Presentation: https://docs.google.com/presentation/d/1A8Tl-L6cn0RKXX09tXJgbQYVWvlc8hYvLf7ZASWxpek/edit#slide=id.p
The purpose of our project is to predict the popularity of a song based off of its audio features. Popularity is determined by the number of plays a song has. The audio features include things like energy, valence, danceability, and more.
We looked at songs that were released from 2010 to 2020. Each song received a popularity score from 0 to 100, 100 being the most popular. We separated the songs into 5 bins based on its popularity. However, due to the distribution of the songs, there was an imbalance between the bins so we had to resample our data. We also used polynomial features to better expose the important relationships between the input and the target values.
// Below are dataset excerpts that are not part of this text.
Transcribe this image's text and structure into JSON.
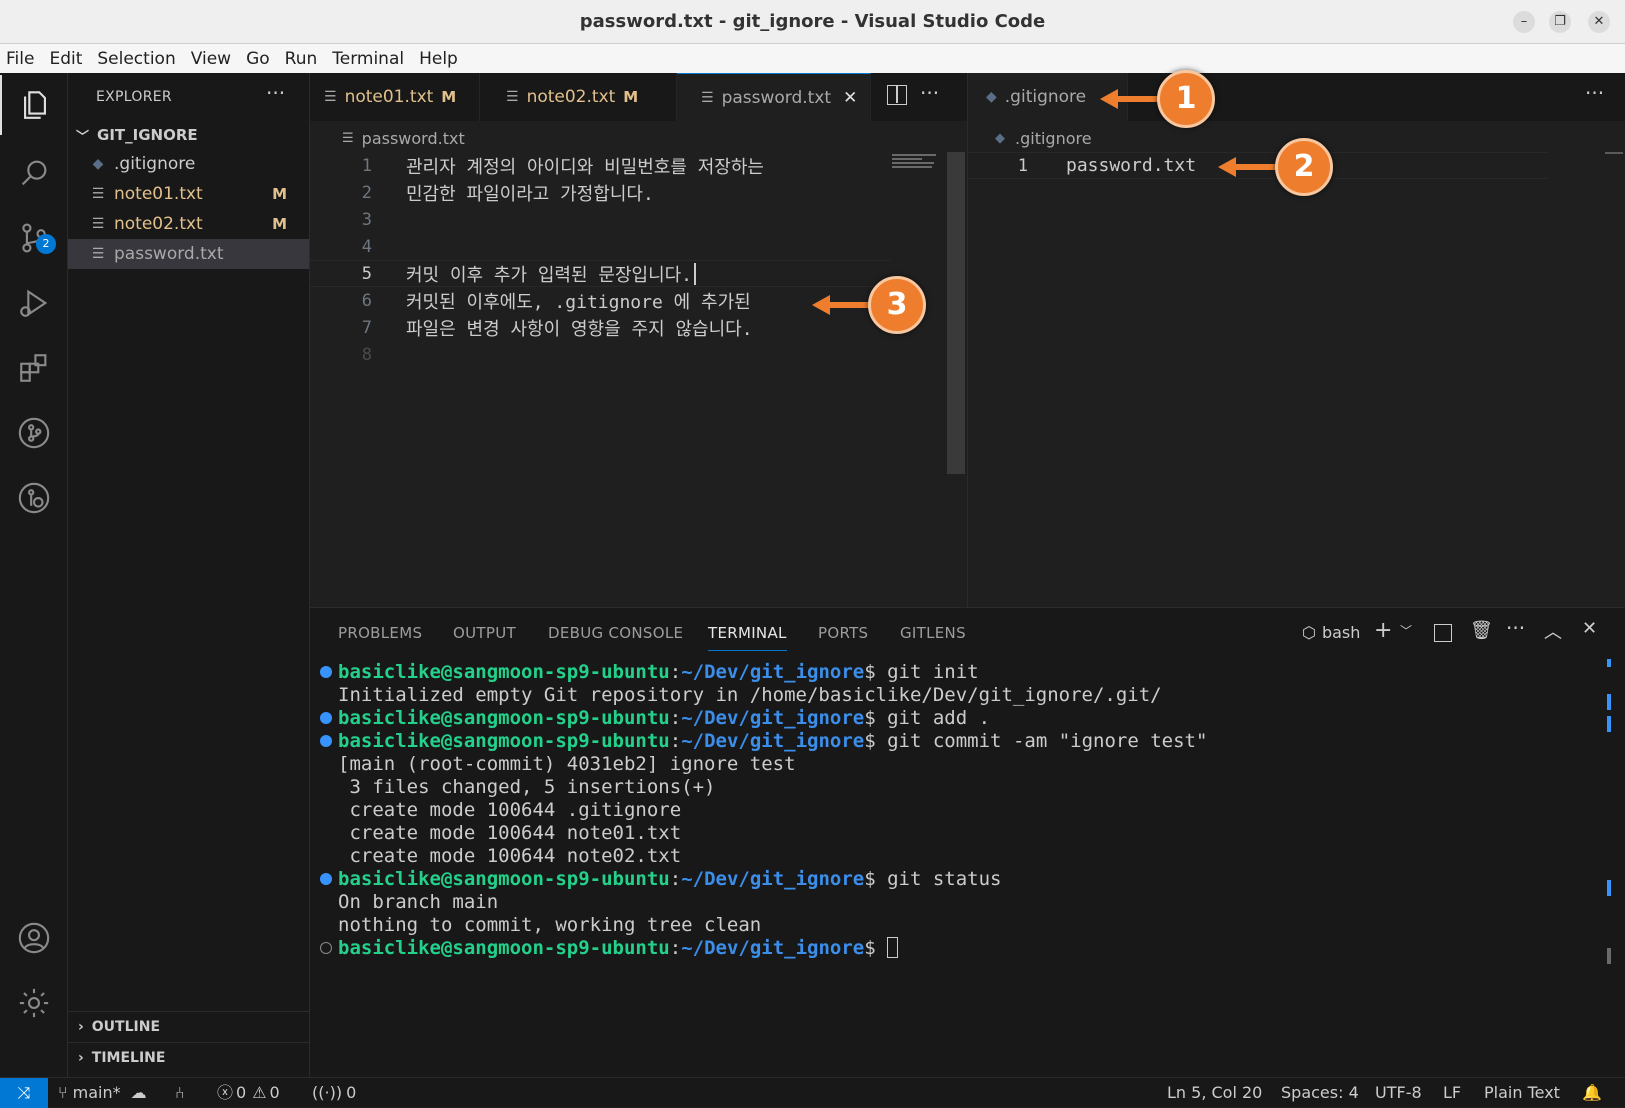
{
  "window": {
    "title": "password.txt - git_ignore - Visual Studio Code",
    "min": "–",
    "max": "❐",
    "close": "✕"
  },
  "menu": [
    "File",
    "Edit",
    "Selection",
    "View",
    "Go",
    "Run",
    "Terminal",
    "Help"
  ],
  "activity": {
    "scm_badge": "2"
  },
  "explorer": {
    "title": "EXPLORER",
    "more": "···",
    "folder": "GIT_IGNORE",
    "files": [
      {
        "name": ".gitignore",
        "status": ""
      },
      {
        "name": "note01.txt",
        "status": "M"
      },
      {
        "name": "note02.txt",
        "status": "M"
      },
      {
        "name": "password.txt",
        "status": ""
      }
    ],
    "outline": "OUTLINE",
    "timeline": "TIMELINE"
  },
  "editor_left": {
    "tabs": [
      {
        "label": "note01.txt",
        "badge": "M"
      },
      {
        "label": "note02.txt",
        "badge": "M"
      },
      {
        "label": "password.txt",
        "badge": ""
      }
    ],
    "close": "✕",
    "more": "···",
    "breadcrumb": "password.txt",
    "lines": [
      {
        "n": "1",
        "text": "관리자 계정의 아이디와 비밀번호를 저장하는"
      },
      {
        "n": "2",
        "text": "민감한 파일이라고 가정합니다."
      },
      {
        "n": "3",
        "text": ""
      },
      {
        "n": "4",
        "text": ""
      },
      {
        "n": "5",
        "text": "커밋 이후 추가 입력된 문장입니다."
      },
      {
        "n": "6",
        "text": "커밋된 이후에도, .gitignore 에 추가된"
      },
      {
        "n": "7",
        "text": "파일은 변경 사항이 영향을 주지 않습니다."
      },
      {
        "n": "8",
        "text": ""
      }
    ]
  },
  "editor_right": {
    "tab": ".gitignore",
    "more": "···",
    "breadcrumb": ".gitignore",
    "lines": [
      {
        "n": "1",
        "text": "password.txt"
      }
    ]
  },
  "panel": {
    "tabs": [
      "PROBLEMS",
      "OUTPUT",
      "DEBUG CONSOLE",
      "TERMINAL",
      "PORTS",
      "GITLENS"
    ],
    "active_tab": "TERMINAL",
    "shell": "bash",
    "terminal": {
      "user": "basiclike@sangmoon-sp9-ubuntu",
      "path": "~/Dev/git_ignore",
      "cmd_init": "git init",
      "out_init": "Initialized empty Git repository in /home/basiclike/Dev/git_ignore/.git/",
      "cmd_add": "git add .",
      "cmd_commit": "git commit -am \"ignore test\"",
      "out_commit": [
        "[main (root-commit) 4031eb2] ignore test",
        " 3 files changed, 5 insertions(+)",
        " create mode 100644 .gitignore",
        " create mode 100644 note01.txt",
        " create mode 100644 note02.txt"
      ],
      "cmd_status": "git status",
      "out_status": [
        "On branch main",
        "nothing to commit, working tree clean"
      ]
    }
  },
  "status": {
    "remote": "⤨",
    "branch": "main*",
    "errors": "0",
    "warnings": "0",
    "ports": "0",
    "position": "Ln 5, Col 20",
    "spaces": "Spaces: 4",
    "encoding": "UTF-8",
    "eol": "LF",
    "language": "Plain Text"
  },
  "callouts": [
    "1",
    "2",
    "3"
  ],
  "colors": {
    "accent": "#0078d4",
    "modified": "#e2c08d",
    "callout": "#ef7d2e",
    "term_user": "#23d18b",
    "term_path": "#3b8eea"
  }
}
This changed our 16 original sudio features to 135 features.
85% is the accuracy of our model by using the Random Forest Classifier when paired with all of the polynomial features and by resampling our data with the RandomOverSampler. Our model had the highest precision and recall when predicting the top 20% of songs as well as the least popular songs.
The model acts like a great filter that will find the songs that have a really good chance of being popular. And this is important because it will allow us to help promote potential up and coming stars to reach top charts which will grow subscribership, allow for new stars to be born, as well as provide a tool that artists themselves can use to ride the current trend waves to boost their platform.